A Roma si mangia benissimo, e a prezzi contenuti, se si sceglie una pizzeria o una trattoria, comprese quelle del centro; a Milano una pizza margherita sui Navigli si paga un bel po’…forse anche le zanzare ricevono la busta paga per i loro servizietti ๐Ÿ˜‰
A Milano, però, ci sono più romani di quanti si creda ed anche locali che propongono una buona cucina tradizionale.
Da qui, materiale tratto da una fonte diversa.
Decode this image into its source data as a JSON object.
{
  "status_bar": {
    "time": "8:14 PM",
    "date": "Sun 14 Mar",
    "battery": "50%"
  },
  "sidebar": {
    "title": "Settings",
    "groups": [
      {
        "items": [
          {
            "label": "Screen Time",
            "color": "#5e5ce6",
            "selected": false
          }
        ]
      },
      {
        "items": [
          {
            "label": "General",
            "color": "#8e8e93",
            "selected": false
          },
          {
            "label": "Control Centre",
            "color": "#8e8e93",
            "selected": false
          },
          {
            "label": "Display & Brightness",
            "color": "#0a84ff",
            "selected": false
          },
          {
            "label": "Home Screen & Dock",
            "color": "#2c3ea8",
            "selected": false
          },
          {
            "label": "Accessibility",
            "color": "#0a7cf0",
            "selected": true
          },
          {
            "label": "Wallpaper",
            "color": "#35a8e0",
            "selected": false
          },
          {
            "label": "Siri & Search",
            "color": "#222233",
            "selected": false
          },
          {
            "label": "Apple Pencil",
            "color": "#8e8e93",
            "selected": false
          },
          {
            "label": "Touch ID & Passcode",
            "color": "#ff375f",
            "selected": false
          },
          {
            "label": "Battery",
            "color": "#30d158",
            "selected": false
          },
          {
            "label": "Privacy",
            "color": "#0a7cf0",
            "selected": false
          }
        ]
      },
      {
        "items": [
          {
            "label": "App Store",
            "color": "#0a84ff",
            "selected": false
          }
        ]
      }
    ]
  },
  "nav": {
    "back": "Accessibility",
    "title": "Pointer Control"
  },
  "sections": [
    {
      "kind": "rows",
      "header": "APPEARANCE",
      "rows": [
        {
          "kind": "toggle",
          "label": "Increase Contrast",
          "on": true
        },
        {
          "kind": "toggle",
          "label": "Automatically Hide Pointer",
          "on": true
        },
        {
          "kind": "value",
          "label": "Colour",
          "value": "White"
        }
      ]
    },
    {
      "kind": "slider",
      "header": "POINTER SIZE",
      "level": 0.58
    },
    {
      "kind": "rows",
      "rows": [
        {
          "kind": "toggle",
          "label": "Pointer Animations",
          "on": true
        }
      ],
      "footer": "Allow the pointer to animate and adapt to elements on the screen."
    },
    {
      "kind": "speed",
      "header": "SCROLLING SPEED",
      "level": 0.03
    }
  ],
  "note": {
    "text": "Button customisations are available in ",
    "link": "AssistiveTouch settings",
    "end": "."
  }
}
Mi è capitato di cenare qualche volta da Giulio pane e ojo, trattoria nelle vicinanze – guarda caso – di Porta Romana, gestito da Davide, un ragazzotto sulla quarantina o forse più la cui affabilità riempie quello spazio, già ristretto, tutte le sere.
I piatti sono quelli tipici della cucina romana che, vorrei ricordare, nasce come cucina popolare, “creata” con avanzi o, comunque, con prodotti di scarto, e tanta fantasia che l’ha resa, nel tempo, molto apprezzata perché saporita e sana.

Alle ricette più famose – bucatini all’ amatriciana, spaghetti cacio e pepe, bombolotti alla gricia, rigatoni alla pajata, fettuccine alla papalina, paja e fieno ai fiori di zucca – nel menu compaiono pure ricette dai nomi bizzarri: fettuccine Sor Giulio, fettuccine Sora Adargisa e, tra i primi, non si può dimenticare la pasta e fagioli, magari “co’ ‘e cotiche”… sapete quanto fa bene?
Non ho capito perché manca la carbonara… la prossima volta glielo chiedo.
Come secondi e contorni Giulio pane e ojo propone abbacchio in tutti i modi, la famosissima coda alla vaccinara (come la fa buona la mia mamma che non è nemmeno romana!), i saltimbocca alla romana, gli straccetti con la rughetta (t.d.R. rucola), puntarelle, carciofi alla romana, piselli con la mentuccia, etc.
Per dolce consiglio la crostata di visciole che, non tutti sanno, sono simili alle amarene, ma piccole e molto più buone.
Se passate per Milano, vi consiglio di provarlo, ma ricordatevi di prenotare con netto anticipo.

La ricetta dei bucatini all’amatriciana ve la lascio io…ho sempre ricevuto i complimenti, eh! ๐Ÿ™‚
Non riporto la quantità degli ingredienti, io faccio sempre ad occhio, ma questo il procedimento:
in una padella con un po’ d’olio fate soffriggere la cipolla tagliata sottile e l’aglio ben tritato (meglio se con lo spremiaglio), aggiungetevi il guanciale a listarelle e fate rosolare. A questo punto versatevi – udite, udite – un bicchiere di aceto bianco: è l’ingrediente segreto confidatomi da una signora di Amatrice, provatelo al posto del vino e rimarrete stupiti. Quando l’aceto è evaporato, potete unire al soffritto la passata di pomodoro (io uso la polpa a cubetti), sale e peperoncino secondo i vostri gusti e fate restringere. Cuocete in una pentola alta i bucatini. A cottura ultimata, scolateli – ovviamente – e conditeli con il sugo; spolverate con pecorino ROMANO!